Saturday, June 27, 2020


capital needs a police force to terrorize people.
 
part of defunding the police is a recognition that the police, as constituted, make life more dangerous for vulnerable populations even as it creates a false sense of safety for white people. 

we are living through a third reconstruction and the great rebellion of the summer of 2020 marks a moment of reckoning between real freedom and fascism.

the presumption was the constitutional basis of our system was sound, we just had to fix it to include everyone. this generation is saying it’s not sound and it never has been sound. it’s been based on dispossession, white supremacy, and gender violence. and so this vision of abolition is not: better jails, better police, better training. it’s no police. it’s no jails. it’s no prisons. it’s creating a new means of justice that’s not based on criminalization but based on affirmation and reparation, and by reparation that is trying to repair relationships that have been damaged and destroyed as a result of five centuries of warfare against Indigenous peoples, africans, poor white people, asian-pacific americans, and latinx populations. so here is an opportunity to actually transform not just the nation, but the entire world.

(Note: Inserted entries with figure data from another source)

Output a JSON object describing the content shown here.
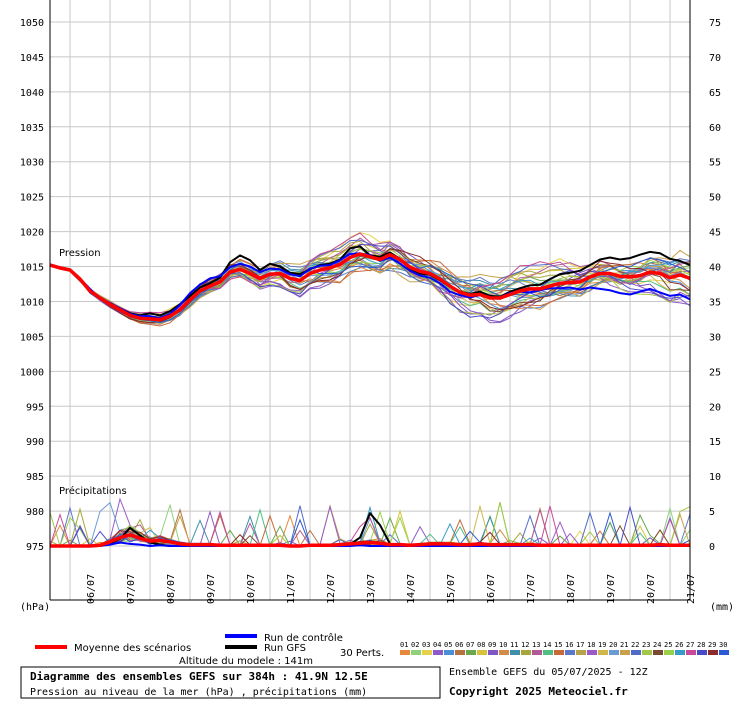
{
  "chart_data": {
    "type": "line",
    "left_axis": {
      "unit": "(hPa)",
      "min": 975,
      "max": 1050,
      "ticks": [
        "1050",
        "1045",
        "1040",
        "1035",
        "1030",
        "1025",
        "1020",
        "1015",
        "1010",
        "1005",
        "1000",
        "995",
        "990",
        "985",
        "980",
        "975"
      ]
    },
    "right_axis": {
      "unit": "(mm)",
      "min": 0,
      "max": 75,
      "ticks": [
        "75",
        "70",
        "65",
        "60",
        "55",
        "50",
        "45",
        "40",
        "35",
        "30",
        "25",
        "20",
        "15",
        "10",
        "5",
        "0"
      ]
    },
    "x_labels": [
      "06/07",
      "07/07",
      "08/07",
      "09/07",
      "10/07",
      "11/07",
      "12/07",
      "13/07",
      "14/07",
      "15/07",
      "16/07",
      "17/07",
      "18/07",
      "19/07",
      "20/07",
      "21/07"
    ],
    "x_days_start": 5.5,
    "x_days_end": 21.5,
    "panel_labels": {
      "pressure": "Pression",
      "precip": "Précipitations"
    },
    "pressure": {
      "x": [
        5.5,
        5.75,
        6,
        6.25,
        6.5,
        6.75,
        7,
        7.25,
        7.5,
        7.75,
        8,
        8.25,
        8.5,
        8.75,
        9,
        9.25,
        9.5,
        9.75,
        10,
        10.25,
        10.5,
        10.75,
        11,
        11.25,
        11.5,
        11.75,
        12,
        12.25,
        12.5,
        12.75,
        13,
        13.25,
        13.5,
        13.75,
        14,
        14.25,
        14.5,
        14.75,
        15,
        15.25,
        15.5,
        15.75,
        16,
        16.25,
        16.5,
        16.75,
        17,
        17.25,
        17.5,
        17.75,
        18,
        18.25,
        18.5,
        18.75,
        19,
        19.25,
        19.5,
        19.75,
        20,
        20.25,
        20.5,
        20.75,
        21,
        21.25,
        21.5
      ],
      "mean": [
        1015.2,
        1014.8,
        1014.5,
        1013.2,
        1011.5,
        1010.5,
        1009.6,
        1008.8,
        1008.0,
        1007.6,
        1007.5,
        1007.4,
        1007.9,
        1008.8,
        1010.2,
        1011.5,
        1012.2,
        1012.8,
        1014.2,
        1014.6,
        1014.0,
        1013.3,
        1013.9,
        1014.0,
        1013.3,
        1013.0,
        1014.0,
        1014.5,
        1014.8,
        1015.3,
        1016.3,
        1016.8,
        1016.4,
        1016.0,
        1016.7,
        1016.0,
        1014.9,
        1014.3,
        1014.0,
        1013.2,
        1012.2,
        1011.3,
        1010.9,
        1011.0,
        1010.5,
        1010.5,
        1011.0,
        1011.5,
        1011.8,
        1011.8,
        1012.2,
        1012.6,
        1012.7,
        1012.8,
        1013.5,
        1014.0,
        1014.0,
        1013.6,
        1013.5,
        1013.7,
        1014.2,
        1014.0,
        1013.4,
        1013.8,
        1013.3
      ],
      "control": [
        1015.3,
        1014.9,
        1014.6,
        1013.3,
        1011.8,
        1010.4,
        1009.8,
        1009.0,
        1008.2,
        1007.9,
        1007.9,
        1007.6,
        1008.2,
        1009.5,
        1011.2,
        1012.4,
        1013.3,
        1013.6,
        1014.9,
        1015.4,
        1015.0,
        1014.2,
        1014.7,
        1014.6,
        1013.9,
        1013.6,
        1014.7,
        1015.1,
        1015.2,
        1015.9,
        1016.8,
        1016.9,
        1016.6,
        1015.8,
        1016.3,
        1015.4,
        1014.4,
        1013.7,
        1013.4,
        1012.6,
        1011.4,
        1010.9,
        1010.6,
        1010.9,
        1010.5,
        1010.6,
        1011.2,
        1011.4,
        1011.3,
        1011.6,
        1011.9,
        1011.9,
        1012.0,
        1011.7,
        1012.0,
        1011.8,
        1011.6,
        1011.2,
        1011.0,
        1011.4,
        1011.8,
        1011.3,
        1010.8,
        1011.0,
        1010.3
      ],
      "gfs": [
        1015.2,
        1014.7,
        1014.4,
        1013.0,
        1011.6,
        1010.5,
        1009.7,
        1009.0,
        1008.3,
        1008.0,
        1008.3,
        1008.0,
        1008.6,
        1009.6,
        1010.8,
        1012.0,
        1012.6,
        1013.4,
        1015.6,
        1016.6,
        1015.9,
        1014.5,
        1015.4,
        1015.0,
        1014.1,
        1013.9,
        1014.6,
        1015.2,
        1015.4,
        1016.0,
        1017.6,
        1017.9,
        1016.6,
        1016.4,
        1017.0,
        1016.1,
        1014.7,
        1014.0,
        1013.8,
        1013.0,
        1012.1,
        1011.4,
        1011.1,
        1011.4,
        1010.8,
        1010.7,
        1011.4,
        1011.9,
        1012.3,
        1012.4,
        1013.2,
        1013.9,
        1014.1,
        1014.4,
        1015.2,
        1016.0,
        1016.3,
        1016.0,
        1016.2,
        1016.7,
        1017.1,
        1016.9,
        1016.1,
        1015.8,
        1015.2
      ]
    },
    "precip": {
      "x": [
        5.5,
        5.75,
        6,
        6.25,
        6.5,
        6.75,
        7,
        7.25,
        7.5,
        7.75,
        8,
        8.25,
        8.5,
        8.75,
        9,
        9.25,
        9.5,
        9.75,
        10,
        10.25,
        10.5,
        10.75,
        11,
        11.25,
        11.5,
        11.75,
        12,
        12.25,
        12.5,
        12.75,
        13,
        13.25,
        13.5,
        13.75,
        14,
        14.25,
        14.5,
        14.75,
        15,
        15.25,
        15.5,
        15.75,
        16,
        16.25,
        16.5,
        16.75,
        17,
        17.25,
        17.5,
        17.75,
        18,
        18.25,
        18.5,
        18.75,
        19,
        19.25,
        19.5,
        19.75,
        20,
        20.25,
        20.5,
        20.75,
        21,
        21.25,
        21.5
      ],
      "mean": [
        0,
        0,
        0,
        0,
        0,
        0.1,
        0.6,
        1.2,
        1.6,
        1.1,
        0.7,
        0.8,
        0.6,
        0.3,
        0.2,
        0.2,
        0.2,
        0.1,
        0.1,
        0.1,
        0.1,
        0.1,
        0.1,
        0.1,
        0,
        0,
        0.1,
        0.1,
        0.1,
        0.2,
        0.3,
        0.4,
        0.5,
        0.4,
        0.2,
        0.2,
        0.1,
        0.2,
        0.3,
        0.3,
        0.3,
        0.2,
        0.2,
        0.3,
        0.2,
        0.2,
        0.2,
        0.2,
        0.2,
        0.1,
        0.1,
        0.1,
        0.1,
        0.1,
        0.1,
        0.1,
        0.1,
        0.1,
        0.1,
        0.1,
        0.1,
        0.2,
        0.1,
        0.1,
        0.1
      ],
      "control": [
        0,
        0,
        0,
        0,
        0,
        0,
        0.2,
        0.5,
        0.3,
        0.2,
        0,
        0.1,
        0,
        0,
        0,
        0,
        0,
        0,
        0,
        0,
        0,
        0,
        0,
        0,
        0,
        0,
        0,
        0,
        0,
        0,
        0,
        0.1,
        0,
        0,
        0,
        0,
        0,
        0,
        0,
        0,
        0,
        0,
        0,
        0,
        0,
        0,
        0,
        0,
        0,
        0,
        0,
        0,
        0,
        0,
        0,
        0,
        0,
        0,
        0,
        0,
        0,
        0,
        0,
        0,
        0
      ],
      "gfs": [
        0,
        0,
        0,
        0,
        0,
        0,
        0.4,
        1.0,
        2.6,
        1.5,
        0.5,
        0.2,
        0,
        0,
        0,
        0,
        0,
        0,
        0,
        0,
        0,
        0,
        0,
        0,
        0,
        0,
        0,
        0,
        0,
        0,
        0.2,
        1.2,
        4.7,
        3.0,
        0.3,
        0,
        0,
        0,
        0,
        0,
        0,
        0,
        0,
        0,
        0,
        0,
        0,
        0,
        0,
        0,
        0,
        0,
        0,
        0,
        0,
        0,
        0,
        0,
        0,
        0,
        0,
        0,
        0,
        0,
        0
      ]
    },
    "ensemble_colors": [
      "#e8883a",
      "#8fd17b",
      "#e8d14a",
      "#8f59c7",
      "#4a90d9",
      "#b5733f",
      "#6aa84f",
      "#d7c33b",
      "#7e57c2",
      "#d18b4a",
      "#3f8fa8",
      "#a6a63b",
      "#b35a96",
      "#4fbf85",
      "#c76a3a",
      "#5d78c9",
      "#b5a34a",
      "#9c5ac7",
      "#d1b74a",
      "#6a9bd1",
      "#c7a24a",
      "#4f6ac7",
      "#a3c74a",
      "#7a4a30",
      "#9ad14a",
      "#3a9ac7",
      "#c74a9a",
      "#4a4ac7",
      "#8a2a2a",
      "#2a5ad1"
    ],
    "series_colors": {
      "mean": "#ff0000",
      "control": "#0000ff",
      "gfs": "#000000"
    }
  },
  "legend": {
    "mean_label": "Moyenne des scénarios",
    "control_label": "Run de contrôle",
    "gfs_label": "Run GFS",
    "perts_label": "30 Perts.",
    "pert_numbers": [
      "01",
      "02",
      "03",
      "04",
      "05",
      "06",
      "07",
      "08",
      "09",
      "10",
      "11",
      "12",
      "13",
      "14",
      "15",
      "16",
      "17",
      "18",
      "19",
      "20",
      "21",
      "22",
      "23",
      "24",
      "25",
      "26",
      "27",
      "28",
      "29",
      "30"
    ]
  },
  "footer": {
    "altitude": "Altitude du modele : 141m",
    "title_line": "Diagramme des ensembles GEFS sur 384h : 41.9N 12.5E",
    "subtitle_line": "Pression au niveau de la mer (hPa) , précipitations (mm)",
    "run_info": "Ensemble GEFS du 05/07/2025 - 12Z",
    "copyright": "Copyright 2025 Meteociel.fr"
  }
}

as long as we continue to have a foreign policy that is built on war, built on drone strikes, the same kind of violence that is replicated in the cities of the united states is replicated in the arab world, is replicated elsewhere. this vision of abolition is one that’s trying to end forms of state violence in american expansion throughout the globe.

i don’t know what’s going to happen. i don’t know the outcome. but i do know that if there’s ever a time when a reconstruction might actually lead to democratization of the united states and the end of american imperialism, this is the opportunity we have. and there’s no possible way that a joe biden is going to lead that. if anything, he and his folks are part of the problem.

capitalism was created on the grounds of a theory of inequality. inequality was foundational to capitalism and as long as we hold onto those ideas and as long as capitalism exists as a means of accumulating wealth through exploitation, then those ideas are not going to go away. you can’t get rid of them. to me, this is not a matter of a kind of slight redistribution, like let’s give more crumbs to the poor. nor is it about just ending poverty as we know it. it is really about creating a structure of caring and repair in which we all can benefit from our labor and our kind of collective generosity and create a whole new ethos, not just for the united states but for the world.

i had to quote liberally from this intercepted interview with robin d.g. kelley but there's more, and there is a longer transcript coming on the intercepted site.